Side Income & Taxes: What Freelancers and Gig Workers Owe

7 min read · Educational guide

A side hustle, freelance gig, or 1099 contract is a great way to earn more — but the taxes work very differently from a regular paycheck. Nobody is withholding for you, so the responsibility (and the surprise tax bill if you ignore it) lands on you. Here’s what self-employment income actually owes.

Two taxes, not one

Self-employment income faces two layers:

  • Income tax — the same federal (and state) brackets as any income. Estimate the federal portion with the federal income tax calculator.
  • Self-employment (SE) tax — about 15.3% (Social Security + Medicare). On a regular job your employer pays half; when self-employed, you pay both halves. This is the part that catches people off guard.

A rough rule of thumb: set aside 25–30%of your net side income for taxes (more in higher brackets or high-tax states). Park it in a separate savings account so it’s not “your” money — the savings goal calculator can help you target it.

Quarterly estimated taxes

Because no one withholds for you, the IRS expects quarterly estimated payments (roughly April, June, September, and January) once you owe enough. Skip them and you can face underpayment penalties — even if you pay in full at year-end. If your side income is small relative to a W-2 job, an alternative is to increase withholding at your main job to cover it (compare your net with the take-home pay calculator).

Deductions lower the bill

You’re taxed on net profit (income minus business expenses), not gross.
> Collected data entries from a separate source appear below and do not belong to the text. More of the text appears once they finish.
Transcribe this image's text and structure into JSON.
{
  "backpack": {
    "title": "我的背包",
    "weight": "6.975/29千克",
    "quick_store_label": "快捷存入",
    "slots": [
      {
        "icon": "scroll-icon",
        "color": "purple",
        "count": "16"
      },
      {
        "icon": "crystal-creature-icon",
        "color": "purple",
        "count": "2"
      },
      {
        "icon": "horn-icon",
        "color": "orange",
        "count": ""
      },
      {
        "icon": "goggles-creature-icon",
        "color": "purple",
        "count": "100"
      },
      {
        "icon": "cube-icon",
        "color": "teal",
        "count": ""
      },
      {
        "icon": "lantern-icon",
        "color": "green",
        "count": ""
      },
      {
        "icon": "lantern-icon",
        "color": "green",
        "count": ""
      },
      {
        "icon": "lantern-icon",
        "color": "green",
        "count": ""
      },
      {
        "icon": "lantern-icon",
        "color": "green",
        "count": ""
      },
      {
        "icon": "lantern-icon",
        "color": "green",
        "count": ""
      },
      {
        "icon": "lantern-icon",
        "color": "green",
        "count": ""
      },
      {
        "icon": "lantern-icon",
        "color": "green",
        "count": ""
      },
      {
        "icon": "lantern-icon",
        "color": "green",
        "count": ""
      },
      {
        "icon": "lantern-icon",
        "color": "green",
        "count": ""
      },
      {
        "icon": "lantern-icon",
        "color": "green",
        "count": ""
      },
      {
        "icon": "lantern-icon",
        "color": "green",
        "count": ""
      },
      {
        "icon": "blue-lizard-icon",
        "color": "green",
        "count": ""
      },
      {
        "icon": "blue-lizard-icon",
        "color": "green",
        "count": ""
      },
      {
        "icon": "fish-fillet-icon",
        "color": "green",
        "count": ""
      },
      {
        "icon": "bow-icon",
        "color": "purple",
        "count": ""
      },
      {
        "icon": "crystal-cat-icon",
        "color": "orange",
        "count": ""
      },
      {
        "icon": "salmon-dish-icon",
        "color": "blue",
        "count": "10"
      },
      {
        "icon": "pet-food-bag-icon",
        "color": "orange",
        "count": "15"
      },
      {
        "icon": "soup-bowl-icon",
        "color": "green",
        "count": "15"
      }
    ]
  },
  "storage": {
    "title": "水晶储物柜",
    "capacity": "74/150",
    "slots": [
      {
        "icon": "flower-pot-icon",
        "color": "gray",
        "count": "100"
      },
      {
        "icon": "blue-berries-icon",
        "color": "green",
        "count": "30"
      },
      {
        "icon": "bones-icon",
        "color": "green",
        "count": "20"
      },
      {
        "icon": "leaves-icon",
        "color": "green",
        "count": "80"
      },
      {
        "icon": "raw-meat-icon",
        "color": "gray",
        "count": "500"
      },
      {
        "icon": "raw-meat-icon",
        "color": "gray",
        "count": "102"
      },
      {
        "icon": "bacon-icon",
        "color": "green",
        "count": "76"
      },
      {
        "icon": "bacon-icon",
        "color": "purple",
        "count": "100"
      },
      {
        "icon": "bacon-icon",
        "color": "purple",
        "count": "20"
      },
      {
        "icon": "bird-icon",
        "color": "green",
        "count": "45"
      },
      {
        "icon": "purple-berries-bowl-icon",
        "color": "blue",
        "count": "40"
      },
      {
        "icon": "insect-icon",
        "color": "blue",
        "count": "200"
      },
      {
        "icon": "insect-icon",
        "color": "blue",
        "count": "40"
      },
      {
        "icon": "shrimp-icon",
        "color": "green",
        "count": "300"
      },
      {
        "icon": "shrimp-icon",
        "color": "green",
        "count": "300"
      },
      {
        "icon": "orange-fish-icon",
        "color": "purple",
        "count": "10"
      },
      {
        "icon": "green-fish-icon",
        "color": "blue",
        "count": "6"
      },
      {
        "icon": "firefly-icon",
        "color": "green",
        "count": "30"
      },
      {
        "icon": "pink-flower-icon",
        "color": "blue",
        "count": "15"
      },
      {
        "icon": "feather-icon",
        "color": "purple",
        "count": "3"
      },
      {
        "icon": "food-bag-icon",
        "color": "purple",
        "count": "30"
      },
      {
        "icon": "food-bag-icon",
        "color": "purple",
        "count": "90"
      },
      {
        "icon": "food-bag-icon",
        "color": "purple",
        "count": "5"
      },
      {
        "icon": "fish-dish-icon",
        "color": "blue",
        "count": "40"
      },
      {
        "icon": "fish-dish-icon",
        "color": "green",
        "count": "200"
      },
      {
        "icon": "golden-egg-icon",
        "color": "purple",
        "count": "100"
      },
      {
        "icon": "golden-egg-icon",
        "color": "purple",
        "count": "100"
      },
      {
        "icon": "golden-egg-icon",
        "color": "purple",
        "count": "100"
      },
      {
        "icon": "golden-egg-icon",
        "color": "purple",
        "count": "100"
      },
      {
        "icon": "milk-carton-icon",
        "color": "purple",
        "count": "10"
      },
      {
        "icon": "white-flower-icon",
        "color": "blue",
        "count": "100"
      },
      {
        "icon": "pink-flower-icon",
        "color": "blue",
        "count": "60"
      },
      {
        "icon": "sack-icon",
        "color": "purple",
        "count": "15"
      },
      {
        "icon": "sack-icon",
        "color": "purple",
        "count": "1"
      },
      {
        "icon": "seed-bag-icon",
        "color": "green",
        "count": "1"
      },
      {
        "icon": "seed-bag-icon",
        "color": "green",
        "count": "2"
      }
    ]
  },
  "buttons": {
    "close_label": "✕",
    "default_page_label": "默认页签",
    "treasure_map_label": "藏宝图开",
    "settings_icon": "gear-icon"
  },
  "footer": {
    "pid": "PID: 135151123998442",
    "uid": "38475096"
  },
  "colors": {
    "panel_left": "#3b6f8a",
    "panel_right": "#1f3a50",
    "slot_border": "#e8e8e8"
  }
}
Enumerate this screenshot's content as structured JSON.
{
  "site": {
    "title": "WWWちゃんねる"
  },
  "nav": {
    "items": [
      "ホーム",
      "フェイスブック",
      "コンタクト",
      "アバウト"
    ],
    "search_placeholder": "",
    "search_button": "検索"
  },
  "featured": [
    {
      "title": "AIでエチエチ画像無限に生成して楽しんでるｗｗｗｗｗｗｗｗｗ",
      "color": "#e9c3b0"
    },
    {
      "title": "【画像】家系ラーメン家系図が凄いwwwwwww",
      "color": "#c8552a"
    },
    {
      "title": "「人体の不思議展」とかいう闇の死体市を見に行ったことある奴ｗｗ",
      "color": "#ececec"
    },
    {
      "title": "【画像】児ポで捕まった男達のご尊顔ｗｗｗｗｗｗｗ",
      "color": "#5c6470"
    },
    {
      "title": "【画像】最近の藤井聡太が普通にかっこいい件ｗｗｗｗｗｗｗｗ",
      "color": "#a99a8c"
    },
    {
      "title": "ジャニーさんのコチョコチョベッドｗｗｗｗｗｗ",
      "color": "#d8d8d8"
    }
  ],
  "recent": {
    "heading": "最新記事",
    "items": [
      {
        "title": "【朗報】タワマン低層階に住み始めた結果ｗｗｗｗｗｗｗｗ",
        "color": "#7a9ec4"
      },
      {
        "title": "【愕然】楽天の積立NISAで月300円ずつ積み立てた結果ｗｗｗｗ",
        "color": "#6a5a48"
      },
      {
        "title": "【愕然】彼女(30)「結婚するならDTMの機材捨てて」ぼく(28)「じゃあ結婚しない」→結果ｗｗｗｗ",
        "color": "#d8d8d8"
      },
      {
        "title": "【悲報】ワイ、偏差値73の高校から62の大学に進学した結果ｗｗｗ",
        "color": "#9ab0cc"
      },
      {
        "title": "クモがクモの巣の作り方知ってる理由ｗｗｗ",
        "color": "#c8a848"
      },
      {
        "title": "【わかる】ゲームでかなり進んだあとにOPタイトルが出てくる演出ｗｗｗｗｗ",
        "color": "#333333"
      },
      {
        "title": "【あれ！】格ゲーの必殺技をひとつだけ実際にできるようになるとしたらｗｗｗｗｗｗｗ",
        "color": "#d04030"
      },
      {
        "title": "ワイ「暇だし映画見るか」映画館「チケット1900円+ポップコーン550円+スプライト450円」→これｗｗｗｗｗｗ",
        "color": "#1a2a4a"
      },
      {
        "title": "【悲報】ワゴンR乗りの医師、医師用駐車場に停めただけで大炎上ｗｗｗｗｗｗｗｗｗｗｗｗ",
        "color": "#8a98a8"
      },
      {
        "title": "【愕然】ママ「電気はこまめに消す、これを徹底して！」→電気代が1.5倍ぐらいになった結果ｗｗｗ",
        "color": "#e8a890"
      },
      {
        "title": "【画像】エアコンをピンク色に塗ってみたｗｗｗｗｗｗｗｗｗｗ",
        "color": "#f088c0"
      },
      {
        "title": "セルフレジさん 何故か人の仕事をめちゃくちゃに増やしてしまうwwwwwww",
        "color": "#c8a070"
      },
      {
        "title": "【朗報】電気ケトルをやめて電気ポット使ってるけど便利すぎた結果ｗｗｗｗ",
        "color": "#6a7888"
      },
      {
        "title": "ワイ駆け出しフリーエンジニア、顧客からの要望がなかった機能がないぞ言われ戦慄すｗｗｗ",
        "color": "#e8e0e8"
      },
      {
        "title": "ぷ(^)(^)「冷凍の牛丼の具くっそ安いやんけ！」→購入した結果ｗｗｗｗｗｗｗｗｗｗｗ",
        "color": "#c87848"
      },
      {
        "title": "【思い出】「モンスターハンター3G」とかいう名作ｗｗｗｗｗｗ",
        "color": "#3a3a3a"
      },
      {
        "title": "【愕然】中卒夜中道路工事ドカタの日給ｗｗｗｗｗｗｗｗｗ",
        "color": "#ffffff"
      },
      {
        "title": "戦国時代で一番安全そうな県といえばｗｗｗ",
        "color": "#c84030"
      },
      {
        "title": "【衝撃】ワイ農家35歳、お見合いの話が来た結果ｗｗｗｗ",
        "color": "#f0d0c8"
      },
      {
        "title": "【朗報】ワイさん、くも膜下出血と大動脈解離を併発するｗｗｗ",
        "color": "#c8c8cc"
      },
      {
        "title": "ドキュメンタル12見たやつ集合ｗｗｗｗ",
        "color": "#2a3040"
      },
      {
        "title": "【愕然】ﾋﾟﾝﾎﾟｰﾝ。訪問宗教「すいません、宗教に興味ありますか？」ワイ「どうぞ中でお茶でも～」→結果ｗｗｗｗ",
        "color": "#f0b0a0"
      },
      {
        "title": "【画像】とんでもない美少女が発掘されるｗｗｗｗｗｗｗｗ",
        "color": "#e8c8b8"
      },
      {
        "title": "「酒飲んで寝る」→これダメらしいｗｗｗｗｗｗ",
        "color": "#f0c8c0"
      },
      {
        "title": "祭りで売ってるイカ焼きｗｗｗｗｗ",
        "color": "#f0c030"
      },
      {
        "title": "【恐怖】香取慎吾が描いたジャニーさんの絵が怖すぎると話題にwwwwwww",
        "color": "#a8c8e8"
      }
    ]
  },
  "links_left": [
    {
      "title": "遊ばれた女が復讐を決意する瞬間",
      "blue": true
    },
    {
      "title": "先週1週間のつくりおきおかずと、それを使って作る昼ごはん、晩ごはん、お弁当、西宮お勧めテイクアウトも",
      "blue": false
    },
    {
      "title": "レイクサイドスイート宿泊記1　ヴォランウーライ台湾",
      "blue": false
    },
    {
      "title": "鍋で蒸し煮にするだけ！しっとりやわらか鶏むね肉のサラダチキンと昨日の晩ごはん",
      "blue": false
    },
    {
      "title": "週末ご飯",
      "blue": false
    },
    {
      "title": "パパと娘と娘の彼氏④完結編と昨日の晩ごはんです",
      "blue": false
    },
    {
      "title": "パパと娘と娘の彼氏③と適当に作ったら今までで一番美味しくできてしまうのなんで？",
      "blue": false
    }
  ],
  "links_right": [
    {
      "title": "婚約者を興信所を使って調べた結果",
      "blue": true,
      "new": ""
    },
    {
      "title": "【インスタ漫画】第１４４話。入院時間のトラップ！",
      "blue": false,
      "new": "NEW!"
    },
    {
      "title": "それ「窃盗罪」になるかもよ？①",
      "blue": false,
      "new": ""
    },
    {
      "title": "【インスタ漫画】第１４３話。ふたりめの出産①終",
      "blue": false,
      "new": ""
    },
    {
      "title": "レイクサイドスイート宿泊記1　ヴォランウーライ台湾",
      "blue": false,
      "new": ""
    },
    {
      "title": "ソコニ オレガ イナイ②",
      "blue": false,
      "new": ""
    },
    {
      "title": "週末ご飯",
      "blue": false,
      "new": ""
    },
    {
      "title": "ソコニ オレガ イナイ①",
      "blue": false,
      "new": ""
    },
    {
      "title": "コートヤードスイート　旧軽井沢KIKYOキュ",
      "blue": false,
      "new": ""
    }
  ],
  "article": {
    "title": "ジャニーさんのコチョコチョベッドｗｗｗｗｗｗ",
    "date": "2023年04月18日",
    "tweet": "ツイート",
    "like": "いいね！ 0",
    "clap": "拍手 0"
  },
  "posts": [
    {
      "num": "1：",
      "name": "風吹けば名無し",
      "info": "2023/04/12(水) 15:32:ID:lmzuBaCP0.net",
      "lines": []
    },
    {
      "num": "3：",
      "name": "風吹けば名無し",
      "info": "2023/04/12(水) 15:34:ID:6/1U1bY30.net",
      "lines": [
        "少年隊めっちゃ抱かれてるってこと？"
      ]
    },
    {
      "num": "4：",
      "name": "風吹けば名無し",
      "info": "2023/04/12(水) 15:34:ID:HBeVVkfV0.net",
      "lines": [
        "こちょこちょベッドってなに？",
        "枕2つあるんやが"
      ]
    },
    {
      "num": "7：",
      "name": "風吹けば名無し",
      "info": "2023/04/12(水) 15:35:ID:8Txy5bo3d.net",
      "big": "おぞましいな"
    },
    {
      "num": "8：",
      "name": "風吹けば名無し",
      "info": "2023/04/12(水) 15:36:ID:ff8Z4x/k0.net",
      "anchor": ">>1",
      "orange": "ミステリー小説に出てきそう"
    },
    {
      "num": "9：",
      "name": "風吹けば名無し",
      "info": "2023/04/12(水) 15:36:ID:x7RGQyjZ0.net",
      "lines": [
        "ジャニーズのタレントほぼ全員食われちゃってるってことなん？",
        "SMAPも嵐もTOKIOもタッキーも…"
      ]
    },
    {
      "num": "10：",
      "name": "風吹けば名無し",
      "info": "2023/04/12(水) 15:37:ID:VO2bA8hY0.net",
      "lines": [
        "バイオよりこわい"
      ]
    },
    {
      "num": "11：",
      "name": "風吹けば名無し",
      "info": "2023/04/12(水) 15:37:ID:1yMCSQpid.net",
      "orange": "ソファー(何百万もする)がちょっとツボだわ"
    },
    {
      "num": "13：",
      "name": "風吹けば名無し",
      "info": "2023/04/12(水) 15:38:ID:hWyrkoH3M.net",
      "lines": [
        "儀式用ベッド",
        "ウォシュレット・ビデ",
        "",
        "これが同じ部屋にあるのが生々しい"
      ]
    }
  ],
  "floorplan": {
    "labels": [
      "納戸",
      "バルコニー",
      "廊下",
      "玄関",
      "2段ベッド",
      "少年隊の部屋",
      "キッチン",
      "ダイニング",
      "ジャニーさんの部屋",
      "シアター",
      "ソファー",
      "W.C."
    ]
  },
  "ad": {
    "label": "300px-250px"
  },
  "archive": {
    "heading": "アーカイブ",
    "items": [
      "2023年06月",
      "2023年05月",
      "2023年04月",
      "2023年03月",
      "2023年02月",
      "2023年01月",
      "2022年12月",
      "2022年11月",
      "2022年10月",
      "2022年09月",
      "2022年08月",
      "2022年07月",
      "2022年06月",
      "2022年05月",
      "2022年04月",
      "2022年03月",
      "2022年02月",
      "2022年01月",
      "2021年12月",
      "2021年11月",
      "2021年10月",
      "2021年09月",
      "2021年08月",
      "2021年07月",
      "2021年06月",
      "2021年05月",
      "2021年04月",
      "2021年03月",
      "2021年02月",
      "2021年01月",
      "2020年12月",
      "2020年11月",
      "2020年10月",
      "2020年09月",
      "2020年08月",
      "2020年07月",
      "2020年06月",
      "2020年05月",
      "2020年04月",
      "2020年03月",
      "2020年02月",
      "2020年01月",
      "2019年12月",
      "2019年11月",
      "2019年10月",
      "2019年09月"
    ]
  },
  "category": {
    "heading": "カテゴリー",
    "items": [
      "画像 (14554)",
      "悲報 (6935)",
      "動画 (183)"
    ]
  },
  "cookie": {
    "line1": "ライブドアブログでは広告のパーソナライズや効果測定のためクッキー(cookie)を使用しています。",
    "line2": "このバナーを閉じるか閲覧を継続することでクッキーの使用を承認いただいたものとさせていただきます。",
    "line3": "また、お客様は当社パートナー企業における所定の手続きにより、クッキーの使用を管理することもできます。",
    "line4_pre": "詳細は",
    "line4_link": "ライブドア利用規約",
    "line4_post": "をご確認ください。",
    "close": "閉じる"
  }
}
Legitimate, ordinary-and-necessary business expenses reduce what you owe:

  • Home-office portion of rent/utilities (if used regularly and exclusively)
  • Equipment, software, and supplies
  • Mileage or vehicle costs for business use
  • A portion of your phone and internet
  • Half of the SE tax is itself deductible against income tax

Keep clean records and receipts — deductions only help if you can support them.

A simple system

  1. Open a separate checking account for the side business.
  2. On every payment, move ~25–30% to a “taxes” savings account.
  3. Track income and expenses (a spreadsheet is fine to start).
  4. Pay quarterly estimates, or bump up day-job withholding.
  5. As it grows, talk to a tax professional — an LLC/S-corp or a retirement plan (SEP-IRA, Solo 401k) may save more than they cost.

General educational information, not tax advice. Self-employment tax rules are detailed and change — consult a qualified tax professional or the IRS for your situation.